Wednesday 15 April 2015

Sew and Sow

People often ask me, “Where do you get your ideas from?” I find ideas in all sorts of places but quite often, when I’m still and absorbed in a totally different activity, ideas just pop into my mind.
In the dark winter months, I spend a lot of evenings sewing and all I have all sorts of ideas in my head then. Here are some of the things I’ve made in the last few winters.



This morning, I was out the back transplanting marigolds. All I could hear was the distant hum of traffic on the outer ring road and the sound of blackbirds, sparrows and blue tits singing, calling out and flying in and out of the laurel bush. (I think there’s an estate of nests in there.) Over the railway line, above the hawthorn bushes, the crows and the magpies were cawing and complaining, as they do. Anyway, I was standing at the table, lifting seedlings from the tray and transplanting them into pots when suddenly the most brilliant idea came into my head. I put everything down and in my compost-flecked clothes dashed into the house and recorded my idea quickly in my ‘ideas’ book.



That is the very easy bit. It’s the sowing the seed bit but all ideas need working on. Like marigolds, they have to be tended, watered, transplanted, protected from frost and eventually, when the conditions are right, they have to be planted out and shared with the world.

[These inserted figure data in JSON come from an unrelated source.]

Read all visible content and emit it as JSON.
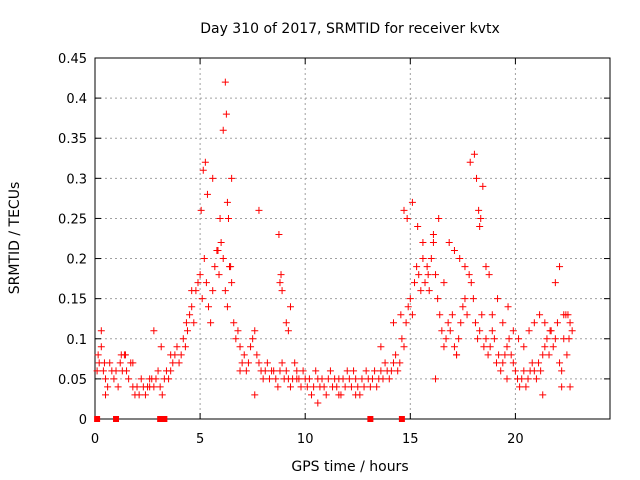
{
  "chart_data": {
    "type": "scatter",
    "title": "Day 310 of 2017, SRMTID for receiver kvtx",
    "xlabel": "GPS time / hours",
    "ylabel": "SRMTID / TECUs",
    "xlim": [
      0,
      24.5
    ],
    "ylim": [
      0,
      0.45
    ],
    "xticks": [
      "0",
      "5",
      "10",
      "15",
      "20"
    ],
    "xtick_values": [
      0,
      5,
      10,
      15,
      20
    ],
    "yticks": [
      "0",
      "0.05",
      "0.1",
      "0.15",
      "0.2",
      "0.25",
      "0.3",
      "0.35",
      "0.4",
      "0.45"
    ],
    "ytick_values": [
      0,
      0.05,
      0.1,
      0.15,
      0.2,
      0.25,
      0.3,
      0.35,
      0.4,
      0.45
    ],
    "marker": "+",
    "color": "#ff0000",
    "series": [
      {
        "name": "SRMTID",
        "x": [
          0.1,
          0.2,
          0.3,
          0.4,
          0.5,
          0.6,
          0.7,
          0.8,
          0.9,
          1.0,
          1.1,
          1.2,
          1.3,
          1.4,
          1.5,
          1.6,
          1.7,
          1.8,
          1.9,
          2.0,
          2.1,
          2.2,
          2.3,
          2.4,
          2.5,
          2.6,
          2.7,
          2.8,
          2.9,
          3.0,
          3.1,
          3.2,
          3.3,
          3.4,
          3.5,
          3.6,
          3.7,
          3.8,
          3.9,
          4.0,
          4.1,
          4.2,
          4.3,
          4.4,
          4.5,
          4.6,
          4.7,
          4.8,
          4.9,
          5.0,
          5.1,
          5.2,
          5.3,
          5.4,
          5.5,
          5.6,
          5.7,
          5.8,
          5.9,
          6.0,
          6.1,
          6.2,
          6.3,
          6.4,
          6.5,
          6.6,
          6.7,
          6.8,
          6.9,
          7.0,
          7.1,
          7.2,
          7.3,
          7.4,
          7.5,
          7.6,
          7.7,
          7.8,
          7.9,
          8.0,
          8.1,
          8.2,
          8.3,
          8.4,
          8.5,
          8.6,
          8.7,
          8.8,
          8.9,
          9.0,
          9.1,
          9.2,
          9.3,
          9.4,
          9.5,
          9.6,
          9.7,
          9.8,
          9.9,
          10.0,
          10.1,
          10.2,
          10.3,
          10.4,
          10.5,
          10.6,
          10.7,
          10.8,
          10.9,
          11.0,
          11.1,
          11.2,
          11.3,
          11.4,
          11.5,
          11.6,
          11.7,
          11.8,
          11.9,
          12.0,
          12.1,
          12.2,
          12.3,
          12.4,
          12.5,
          12.6,
          12.7,
          12.8,
          12.9,
          13.0,
          13.1,
          13.2,
          13.3,
          13.4,
          13.5,
          13.6,
          13.7,
          13.8,
          13.9,
          14.0,
          14.1,
          14.2,
          14.3,
          14.4,
          14.5,
          14.6,
          14.7,
          14.8,
          14.9,
          15.0,
          15.1,
          15.2,
          15.3,
          15.4,
          15.5,
          15.6,
          15.7,
          15.8,
          15.9,
          16.0,
          16.1,
          16.2,
          16.3,
          16.4,
          16.5,
          16.6,
          16.7,
          16.8,
          16.9,
          17.0,
          17.1,
          17.2,
          17.3,
          17.4,
          17.5,
          17.6,
          17.7,
          17.8,
          17.9,
          18.0,
          18.1,
          18.2,
          18.3,
          18.4,
          18.5,
          18.6,
          18.7,
          18.8,
          18.9,
          19.0,
          19.1,
          19.2,
          19.3,
          19.4,
          19.5,
          19.6,
          19.7,
          19.8,
          19.9,
          20.0,
          20.1,
          20.2,
          20.3,
          20.4,
          20.5,
          20.6,
          20.7,
          20.8,
          20.9,
          21.0,
          21.1,
          21.2,
          21.3,
          21.4,
          21.5,
          21.6,
          21.7,
          21.8,
          21.9,
          22.0,
          22.1,
          22.2,
          22.3,
          22.4,
          22.5,
          22.6,
          22.7,
          0.15,
          0.3,
          0.45,
          1.25,
          1.45,
          2.8,
          3.15,
          4.35,
          5.05,
          5.15,
          5.25,
          5.35,
          5.6,
          5.85,
          5.95,
          6.1,
          6.2,
          6.25,
          6.3,
          6.35,
          6.45,
          6.5,
          7.8,
          8.75,
          8.8,
          8.85,
          8.9,
          9.1,
          9.2,
          9.3,
          14.55,
          14.7,
          14.85,
          15.1,
          15.35,
          15.6,
          15.85,
          16.1,
          16.35,
          16.6,
          16.85,
          17.1,
          17.35,
          17.6,
          17.85,
          18.05,
          18.15,
          18.25,
          18.3,
          18.35,
          18.45,
          18.6,
          18.75,
          18.9,
          19.15,
          19.4,
          19.65,
          19.9,
          20.15,
          20.4,
          20.65,
          20.9,
          21.15,
          21.4,
          21.65,
          21.9,
          22.1,
          22.3,
          22.45,
          22.55,
          22.6,
          0.5,
          1.8,
          2.6,
          3.6,
          4.6,
          6.9,
          7.6,
          9.6,
          10.6,
          11.6,
          12.4,
          13.6,
          14.2,
          16.2,
          17.2,
          19.6,
          21.3,
          22.2
        ],
        "y": [
          0.06,
          0.07,
          0.11,
          0.06,
          0.05,
          0.04,
          0.07,
          0.06,
          0.05,
          0.06,
          0.04,
          0.07,
          0.06,
          0.08,
          0.06,
          0.05,
          0.07,
          0.04,
          0.03,
          0.04,
          0.03,
          0.05,
          0.04,
          0.03,
          0.04,
          0.05,
          0.05,
          0.04,
          0.05,
          0.06,
          0.04,
          0.03,
          0.05,
          0.06,
          0.05,
          0.06,
          0.07,
          0.08,
          0.09,
          0.07,
          0.08,
          0.1,
          0.09,
          0.11,
          0.13,
          0.14,
          0.12,
          0.16,
          0.17,
          0.18,
          0.15,
          0.2,
          0.17,
          0.14,
          0.12,
          0.16,
          0.19,
          0.21,
          0.18,
          0.22,
          0.2,
          0.16,
          0.14,
          0.19,
          0.17,
          0.12,
          0.1,
          0.11,
          0.09,
          0.07,
          0.08,
          0.06,
          0.07,
          0.09,
          0.1,
          0.11,
          0.08,
          0.07,
          0.06,
          0.05,
          0.06,
          0.07,
          0.05,
          0.06,
          0.06,
          0.05,
          0.04,
          0.06,
          0.07,
          0.05,
          0.06,
          0.05,
          0.04,
          0.05,
          0.07,
          0.06,
          0.05,
          0.04,
          0.06,
          0.05,
          0.04,
          0.05,
          0.03,
          0.04,
          0.06,
          0.05,
          0.04,
          0.05,
          0.04,
          0.03,
          0.05,
          0.06,
          0.04,
          0.05,
          0.04,
          0.05,
          0.03,
          0.05,
          0.04,
          0.06,
          0.05,
          0.04,
          0.06,
          0.05,
          0.04,
          0.03,
          0.05,
          0.04,
          0.06,
          0.05,
          0.04,
          0.05,
          0.06,
          0.04,
          0.05,
          0.06,
          0.05,
          0.07,
          0.06,
          0.05,
          0.06,
          0.07,
          0.08,
          0.06,
          0.07,
          0.1,
          0.09,
          0.12,
          0.14,
          0.15,
          0.13,
          0.17,
          0.19,
          0.18,
          0.16,
          0.2,
          0.17,
          0.19,
          0.16,
          0.2,
          0.22,
          0.18,
          0.15,
          0.13,
          0.11,
          0.09,
          0.1,
          0.12,
          0.11,
          0.13,
          0.09,
          0.08,
          0.1,
          0.12,
          0.14,
          0.15,
          0.13,
          0.18,
          0.17,
          0.15,
          0.12,
          0.1,
          0.11,
          0.13,
          0.09,
          0.1,
          0.08,
          0.09,
          0.11,
          0.1,
          0.07,
          0.08,
          0.06,
          0.07,
          0.08,
          0.09,
          0.1,
          0.08,
          0.07,
          0.06,
          0.05,
          0.04,
          0.05,
          0.06,
          0.04,
          0.05,
          0.06,
          0.07,
          0.06,
          0.05,
          0.07,
          0.06,
          0.08,
          0.09,
          0.1,
          0.08,
          0.11,
          0.09,
          0.1,
          0.12,
          0.07,
          0.06,
          0.1,
          0.13,
          0.13,
          0.12,
          0.11,
          0.08,
          0.09,
          0.07,
          0.08,
          0.08,
          0.11,
          0.09,
          0.12,
          0.26,
          0.31,
          0.32,
          0.28,
          0.3,
          0.21,
          0.25,
          0.36,
          0.42,
          0.38,
          0.27,
          0.25,
          0.19,
          0.3,
          0.26,
          0.23,
          0.17,
          0.18,
          0.16,
          0.12,
          0.11,
          0.14,
          0.13,
          0.26,
          0.25,
          0.27,
          0.24,
          0.22,
          0.18,
          0.23,
          0.25,
          0.17,
          0.22,
          0.21,
          0.2,
          0.19,
          0.32,
          0.33,
          0.3,
          0.26,
          0.24,
          0.25,
          0.29,
          0.19,
          0.18,
          0.13,
          0.15,
          0.12,
          0.14,
          0.11,
          0.1,
          0.09,
          0.11,
          0.12,
          0.13,
          0.12,
          0.11,
          0.17,
          0.19,
          0.13,
          0.08,
          0.1,
          0.04,
          0.03,
          0.07,
          0.04,
          0.08,
          0.16,
          0.06,
          0.03,
          0.05,
          0.02,
          0.03,
          0.03,
          0.09,
          0.12,
          0.05,
          0.08,
          0.05,
          0.03,
          0.04
        ]
      }
    ],
    "markers": {
      "y": 0,
      "x": [
        0.1,
        1.0,
        3.1,
        3.3,
        13.1,
        14.6
      ],
      "shape": "square"
    }
  }
}
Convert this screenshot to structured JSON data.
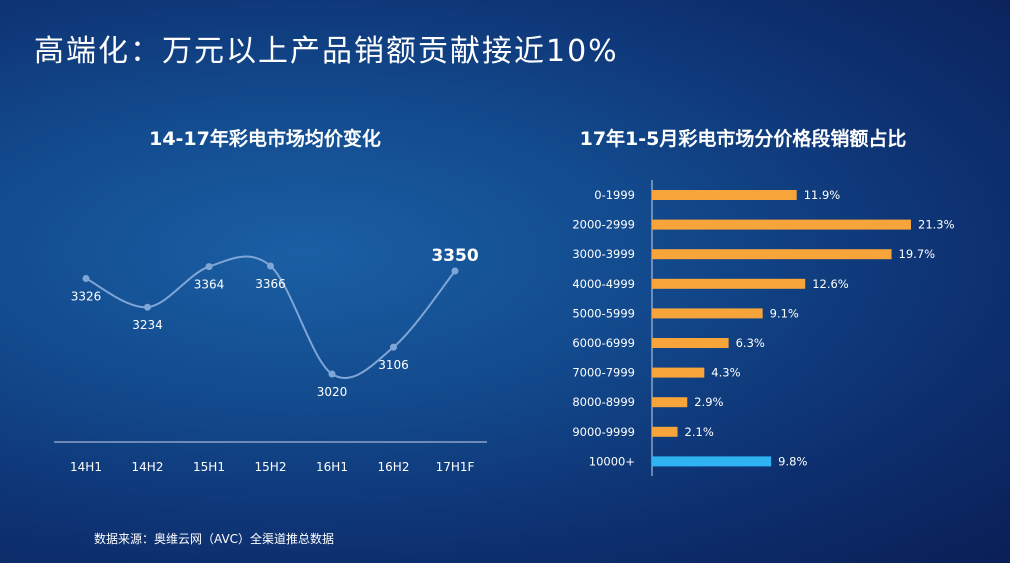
{
  "page": {
    "title": "高端化：万元以上产品销额贡献接近10%",
    "source": "数据来源：奥维云网（AVC）全渠道推总数据"
  },
  "colors": {
    "line": "#7fa6d6",
    "bar_default": "#f7a43b",
    "bar_highlight": "#2fb3f2",
    "axis": "#c8d3e8"
  },
  "chart_data": [
    {
      "type": "line",
      "title": "14-17年彩电市场均价变化",
      "categories": [
        "14H1",
        "14H2",
        "15H1",
        "15H2",
        "16H1",
        "16H2",
        "17H1F"
      ],
      "values": [
        3326,
        3234,
        3364,
        3366,
        3020,
        3106,
        3350
      ],
      "value_labels": [
        "3326",
        "3234",
        "3364",
        "3366",
        "3020",
        "3106",
        "3350"
      ],
      "highlight_index": 6,
      "smooth": true,
      "grid": false,
      "legend": "none"
    },
    {
      "type": "bar",
      "orientation": "horizontal",
      "title": "17年1-5月彩电市场分价格段销额占比",
      "categories": [
        "0-1999",
        "2000-2999",
        "3000-3999",
        "4000-4999",
        "5000-5999",
        "6000-6999",
        "7000-7999",
        "8000-8999",
        "9000-9999",
        "10000+"
      ],
      "values": [
        11.9,
        21.3,
        19.7,
        12.6,
        9.1,
        6.3,
        4.3,
        2.9,
        2.1,
        9.8
      ],
      "value_labels": [
        "11.9%",
        "21.3%",
        "19.7%",
        "12.6%",
        "9.1%",
        "6.3%",
        "4.3%",
        "2.9%",
        "2.1%",
        "9.8%"
      ],
      "highlight_index": 9,
      "grid": false,
      "legend": "none"
    }
  ]
}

Everybody has ideas. Lots of people say, “I have a great idea for a novel…” but only writers transform those ideas from a packet of seeds into a beautiful mature plant… a novel, a short story, a poem or a play. When those ideas blossom, they will change the world and inspire others. Some ideas are like acorns: they’ll take many years to grow into a mature oak tree of a novel. Others are like my marigolds: they germinate and grow at a rapid rate.




Today and tomorrow, if you have an idea – write it down and work on it. With your care and attention, watch it grow. Switch off the phone, the laptop, the tablet, the TV and radio. Create the right growing space for your idea and let it germinate, take roots and grow.






1 comment:

Pippa Goodhart said...

I hope that story seed grows and blooms .... I'm intrigued!